IRS Officially Ends Determination Letter Program

There are only three cases for which a retirement plan sponsor with an individually designed plan may request a determination letter.

By Rebecca Moore editors@plansponsor.com | June 30, 2016

Revenue Procedure 2016-37, generally effective January 1, 2017, changes the Internal Revenue Service’s (IRS’) determination letter program for tax-qualified individually designed plans (IDPs), and changes the requirements for when plan amendments must be adopted under IRC Section 401(b).

Rev. Proc. 2016-37 ends the remedial amendment cycle (RAC) system and replaces it with a new approach to the remedial amendment period.

A plan can request a determination letter only if any of these apply:

  • It has never received a letter before;
  • The plan is terminating; or
  • The IRS makes a special exception. IRS anticipates making exceptions based on program capacity to work on additional applications, and the need for rulings in certain areas. The agency said it will measure need in a variety of ways including annual input from the Employee Plans (EP) community.

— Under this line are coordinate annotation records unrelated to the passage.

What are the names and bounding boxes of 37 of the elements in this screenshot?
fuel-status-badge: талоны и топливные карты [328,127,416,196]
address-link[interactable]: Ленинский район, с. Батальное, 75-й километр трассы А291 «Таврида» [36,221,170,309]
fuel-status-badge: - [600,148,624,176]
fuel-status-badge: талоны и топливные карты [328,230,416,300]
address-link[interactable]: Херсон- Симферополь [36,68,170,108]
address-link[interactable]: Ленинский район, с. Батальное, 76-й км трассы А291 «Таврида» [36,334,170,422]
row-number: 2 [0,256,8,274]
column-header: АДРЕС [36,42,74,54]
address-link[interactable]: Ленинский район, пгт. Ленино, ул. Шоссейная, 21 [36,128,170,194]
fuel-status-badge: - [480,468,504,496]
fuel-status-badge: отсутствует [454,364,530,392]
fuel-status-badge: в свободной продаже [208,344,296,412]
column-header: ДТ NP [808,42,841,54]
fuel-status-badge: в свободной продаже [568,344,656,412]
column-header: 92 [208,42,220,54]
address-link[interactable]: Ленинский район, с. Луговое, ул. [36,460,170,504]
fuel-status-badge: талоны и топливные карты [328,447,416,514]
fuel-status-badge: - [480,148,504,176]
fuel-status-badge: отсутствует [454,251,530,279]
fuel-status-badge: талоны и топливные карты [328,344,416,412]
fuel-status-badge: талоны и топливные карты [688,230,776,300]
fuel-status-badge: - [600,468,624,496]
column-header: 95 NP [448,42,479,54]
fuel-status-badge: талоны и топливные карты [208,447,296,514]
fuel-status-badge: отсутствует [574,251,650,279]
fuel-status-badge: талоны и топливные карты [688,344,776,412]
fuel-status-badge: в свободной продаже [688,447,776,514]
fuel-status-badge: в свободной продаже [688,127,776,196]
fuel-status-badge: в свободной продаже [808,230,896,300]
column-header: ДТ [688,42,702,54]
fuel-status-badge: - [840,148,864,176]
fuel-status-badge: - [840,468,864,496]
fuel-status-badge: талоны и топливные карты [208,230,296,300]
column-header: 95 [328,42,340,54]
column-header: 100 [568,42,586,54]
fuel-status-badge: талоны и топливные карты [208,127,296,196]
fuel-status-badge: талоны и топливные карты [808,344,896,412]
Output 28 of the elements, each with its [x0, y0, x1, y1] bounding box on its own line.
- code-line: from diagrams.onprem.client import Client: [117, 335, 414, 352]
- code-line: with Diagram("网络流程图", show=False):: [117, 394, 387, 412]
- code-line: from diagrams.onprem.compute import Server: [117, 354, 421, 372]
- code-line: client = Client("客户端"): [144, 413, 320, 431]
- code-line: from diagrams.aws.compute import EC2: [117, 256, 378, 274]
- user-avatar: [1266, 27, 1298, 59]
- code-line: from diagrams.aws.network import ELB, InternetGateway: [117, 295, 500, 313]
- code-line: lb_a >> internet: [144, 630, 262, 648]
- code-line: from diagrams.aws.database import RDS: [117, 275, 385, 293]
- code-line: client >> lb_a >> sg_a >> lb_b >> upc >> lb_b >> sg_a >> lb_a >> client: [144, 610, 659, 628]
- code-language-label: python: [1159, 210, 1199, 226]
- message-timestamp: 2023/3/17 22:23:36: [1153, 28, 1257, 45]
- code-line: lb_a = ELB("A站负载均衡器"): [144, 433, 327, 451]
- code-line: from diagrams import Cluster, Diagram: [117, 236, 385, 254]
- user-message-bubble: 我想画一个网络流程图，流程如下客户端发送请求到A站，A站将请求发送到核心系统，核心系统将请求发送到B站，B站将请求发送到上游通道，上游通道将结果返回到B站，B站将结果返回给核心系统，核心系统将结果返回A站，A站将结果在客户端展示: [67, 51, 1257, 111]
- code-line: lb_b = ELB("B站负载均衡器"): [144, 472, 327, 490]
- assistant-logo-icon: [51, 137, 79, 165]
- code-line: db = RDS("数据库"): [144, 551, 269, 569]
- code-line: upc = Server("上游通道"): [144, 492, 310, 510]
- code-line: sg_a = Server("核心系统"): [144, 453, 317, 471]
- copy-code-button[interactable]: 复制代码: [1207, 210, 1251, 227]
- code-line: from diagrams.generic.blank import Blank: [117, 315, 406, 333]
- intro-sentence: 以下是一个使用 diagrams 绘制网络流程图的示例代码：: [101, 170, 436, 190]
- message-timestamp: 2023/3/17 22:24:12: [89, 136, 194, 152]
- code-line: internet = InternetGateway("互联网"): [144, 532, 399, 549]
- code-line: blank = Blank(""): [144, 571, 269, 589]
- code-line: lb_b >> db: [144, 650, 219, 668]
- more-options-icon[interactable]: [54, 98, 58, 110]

An IDP’s IRC Section 401(b) remedial amendment period for required amendments will be tied to a Required Amendment List (RA List) unless legislation or other guidance states otherwise. Interim amendments will no longer be required for IDPs. The RA List is the annual list of all the amendments for which an IDP must be amended to retain its qualified plan status. IRS will publish the RA List after October 1 of each year. Generally, plan sponsors must adopt any item placed on RA List by the end of the second calendar year following the year the RA List is published. For example, plan amendments for items on the 2016 RA List generally must be adopted by December 31, 2018.

Discretionary amendments will still be required by the end of the plan year in which the plan amendment is operationally put into effect, as under Rev. Proc. 2007-44.

Rev. Proc. 2016-37 doesn’t change a plan’s operational compliance standards. Employers need to operate their plans in compliance with any change in qualification requirements from the effective date of the change, regardless of the plan’s 401(b) period for adopting amendments. To assist employers, IRS intends to provide annually an Operational Compliance List to identify changes in qualification requirements that are effective during a calendar year.

In January, in anticipation of the elimination of the five-year RAC system for individually designed plans under the IRS Employee Plans determination letter program, the IRS issued a notice of changes

Industry groups and leaders contend most large retirement plans do not use prototype plan documents, and expressed concern that prototypes would not fit in certain situations, such as for plan sponsors that have multiple plans or plans with specific provisions for certain groups following a merger or acquisition.

The Employee Plans Subcommittee (EP Subcommittee) of the Advisory Committee on Tax Exempt and Government Entities (ACT) strongly urged the IRS not to end the determination letter program, but offered a recommended alternative in case the IRS had no change of heart.